U.S. Secretary of State Michael Pompeo expressed his concern about Turkey’s actions in the Eastern Mediterranean after a meeting in Nicosia on Saturday with Cypriot President Nicos Anastasiades.
“We remain deeply concerned about Turkey’s ongoing operations searching for natural resources in areas over which Greece and Cyprus assert jurisdiction in the Eastern Mediterranean,” Pompeo stated.
The top American diplomat stressed that the relationship between Washington and Nicosia “has never been better” and noted his decision on September 1 to temporarily waive export controls on direct commercial sales of non-lethal defense articles and services to Cyprus.

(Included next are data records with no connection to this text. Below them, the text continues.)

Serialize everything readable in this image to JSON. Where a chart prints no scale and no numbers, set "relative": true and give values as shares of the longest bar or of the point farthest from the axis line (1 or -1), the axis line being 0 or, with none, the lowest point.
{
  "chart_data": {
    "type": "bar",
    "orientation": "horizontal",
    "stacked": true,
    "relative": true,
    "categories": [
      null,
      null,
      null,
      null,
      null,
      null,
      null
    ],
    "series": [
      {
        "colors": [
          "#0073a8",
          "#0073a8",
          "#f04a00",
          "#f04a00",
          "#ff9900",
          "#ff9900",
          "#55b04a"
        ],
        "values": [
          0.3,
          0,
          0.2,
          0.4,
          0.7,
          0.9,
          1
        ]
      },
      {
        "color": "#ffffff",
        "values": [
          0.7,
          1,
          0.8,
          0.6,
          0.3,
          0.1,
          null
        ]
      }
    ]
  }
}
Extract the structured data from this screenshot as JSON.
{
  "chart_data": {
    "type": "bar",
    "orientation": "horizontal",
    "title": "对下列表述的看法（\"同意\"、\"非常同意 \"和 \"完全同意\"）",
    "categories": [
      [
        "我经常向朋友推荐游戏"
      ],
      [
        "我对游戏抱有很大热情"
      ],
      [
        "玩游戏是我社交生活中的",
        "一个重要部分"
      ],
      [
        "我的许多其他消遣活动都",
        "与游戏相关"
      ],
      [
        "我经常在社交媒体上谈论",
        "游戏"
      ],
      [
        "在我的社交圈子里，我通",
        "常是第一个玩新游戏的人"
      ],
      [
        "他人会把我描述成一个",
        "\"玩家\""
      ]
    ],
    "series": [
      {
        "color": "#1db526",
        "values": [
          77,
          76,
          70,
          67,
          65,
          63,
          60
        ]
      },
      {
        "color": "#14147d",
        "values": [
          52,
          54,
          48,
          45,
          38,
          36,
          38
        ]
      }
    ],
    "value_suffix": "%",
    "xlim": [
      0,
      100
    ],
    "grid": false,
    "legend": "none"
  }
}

Fantastic to see Cyprus President Anastasiades today in Nicosia. The Republic of Cyprus is a key partner in the Eastern Mediterranean and we are committed to deepening our bilateral relationship. pic.twitter.com/vPlO3JVVWZ
— Secretary Pompeo (@SecPompeo) September 12, 2020
“Countries in the region need to resolve disagreements – including on security and energy, resource and maritime issues – diplomatically and peacefully,” Pompeo said and added:
“Regional cooperation is absolutely necessary for durable energy security, the creation of new markets, and economic prosperity in the Eastern Mediterranean.
“We remain deeply concerned by Turkey’s ongoing operations surveying for natural resources in areas over which Greece and Cyprus assert jurisdiction in the Eastern Mediterranean. The Republic of Cyprus has the right to exploit its natural resources, including the right to hydrocarbons found in its territorial sea and its economic – exclusive economic zone.
“We also believe that the resources of Cyprus should be shared equitably among the Greek Cypriots and Turkish Cypriots communities.
Pompeo also announced that the US and Cyprus signed an agreement to create a new training center to be funded by the United States and built on Cyprus.
It will provide expertise for the rest of the region on border security and nonproliferation and will be known as the Cyprus Center for Land, Open-seas, and Port Security, or CYCLOPS.